Many studies have already showed the antioxidant capacity of propofol (Mathy-Hartert et al. 1998) which may be resultant from its α-tocopherol similar structure. In our study, we have analyzed several oxidative stress markers that could be affected by propofol Lipuro infusion and observed a significant decrease for lipid peroxides, carbonyls and hydroperoxides, which are the oxidative markers that are usually elevated as a result of toxic effect of drugs (Evans et al. 2002). The decrease observed in these parameters for this propofol formulation might be due to the antioxidative nature of propofol which could also contribute to the effects observed in the antioxidant enzymes (SOD, CAT and GPx) as already seen by Ranjbar et al. (2014). Regarding the SMOFlipid group, we found differences in protein carbonyls oxidation compared to the control group which can lead to changes in the physical properties of the proteins and consequently to the organ function and recent clinical studies have linked soybean-oil lipid emulsions to the occurrence of cholestasis (Kaffe et al. 2015). In fact, it was also showed that accumulation of free radicals in cholestatic liver disease induces carbonylated protein increments (Sokolovic et al. 2013) and thus, we hypothesize that SMOFlipid emulsion can result in this condition, especially in patients with associated liver impairment.

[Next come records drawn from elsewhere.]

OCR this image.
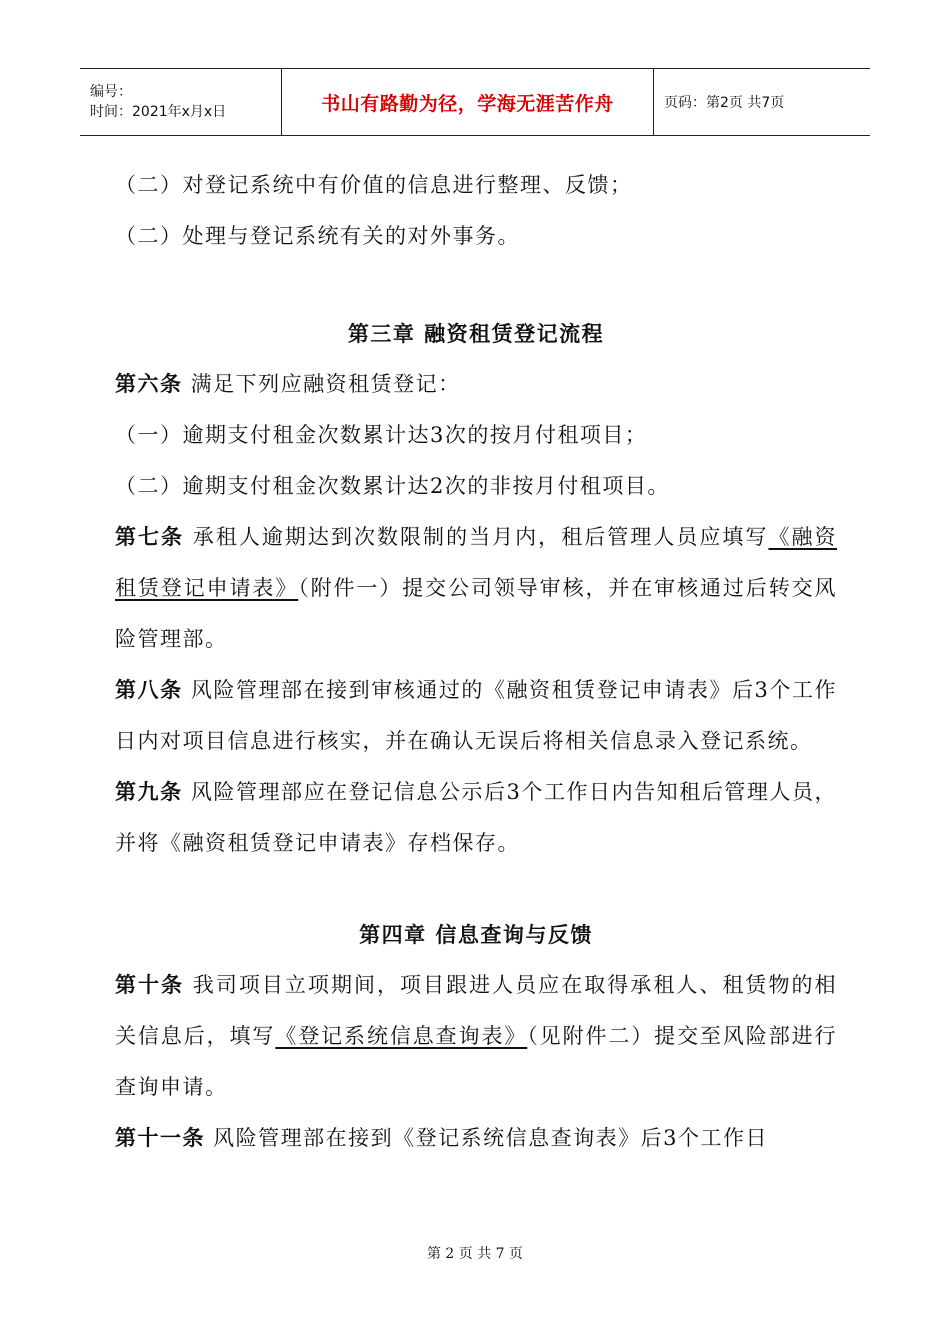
编号：
时间：2021年x月x日	书山有路勤为径，学海无涯苦作舟	页码：第2页 共7页

（二）对登记系统中有价值的信息进行整理、反馈；

（二）处理与登记系统有关的对外事务。

第三章 融资租赁登记流程

第六条 满足下列应融资租赁登记：

（一）逾期支付租金次数累计达3次的按月付租项目；

（二）逾期支付租金次数累计达2次的非按月付租项目。

第七条 承租人逾期达到次数限制的当月内，租后管理人员应填写《融资租赁登记申请表》（附件一）提交公司领导审核，并在审核通过后转交风险管理部。

第八条 风险管理部在接到审核通过的《融资租赁登记申请表》后3个工作日内对项目信息进行核实，并在确认无误后将相关信息录入登记系统。

第九条 风险管理部应在登记信息公示后3个工作日内告知租后管理人员，并将《融资租赁登记申请表》存档保存。

第四章 信息查询与反馈

第十条 我司项目立项期间，项目跟进人员应在取得承租人、租赁物的相关信息后，填写《登记系统信息查询表》（见附件二）提交至风险部进行查询申请。

第十一条 风险管理部在接到《登记系统信息查询表》后3个工作日

第 2 页 共 7 页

In conclusion, at the measured concentrations (2.98 ± 0.69 μg g−1) in the liver, propofol Lipuro formulation evidenced to have higher antioxidant activity and lower impairment of the mitochondrial function comparatively to the improved lipid formulation, SMOFlipid, using the rabbit as animal model, however, it also has collateral cardiorespiratory effects, by diminishing the metabolic rate, blood perfusion and oxygen delivery to the brain and vital organs which is consistent with the high propofol dose quantified in blood (52.08 ± 15.65 μg mL−1). As a final point, long-term high doses infusion of propofol Lipuro emulsion for sedation prompted changes in clinical and hemodynamic signs, particularly hypotension and bradycardia, blood gas levels and many blood biomarkers, as CK and serum lipids, liver and kidney parameters. At the end of the experiment, the animals under propofol Lipuro anesthesia showed also several organ failures that were compatible with PRIS. Many similar variations in blood biomarkers and multi-organ deterioration were observed in animals receiving the SMOFlipid (lipid emulsion) without the propofol on it. Mitochondrial bioenergetics results from this, long-term high dose infusion protocol of propofol Lipuro, indicate that mitochondria may not be the main and unique trigger compound of PRIS but we cannot exclude its involvement of other pathways in liver failure such as cell death via apoptosis and necrosis which were not addressed in this work. The contribution of hypotension and hypoperfusion for the final results cannot be discarded. Moreover, lipid emulsions may also play a role in the initial installation of the syndrome. We strongly recommend the close monitoring not only of patients and animals undergoing propofol Lipuro lipid-based prolonged sedation, but also receiving improved lipid emulsions as SMOFlipid for prolonged parenteral nutrition. These results may provide new strategies and approaches for the insight of the biochemical mechanisms underlying PRIS, using the rabbit as a translational model.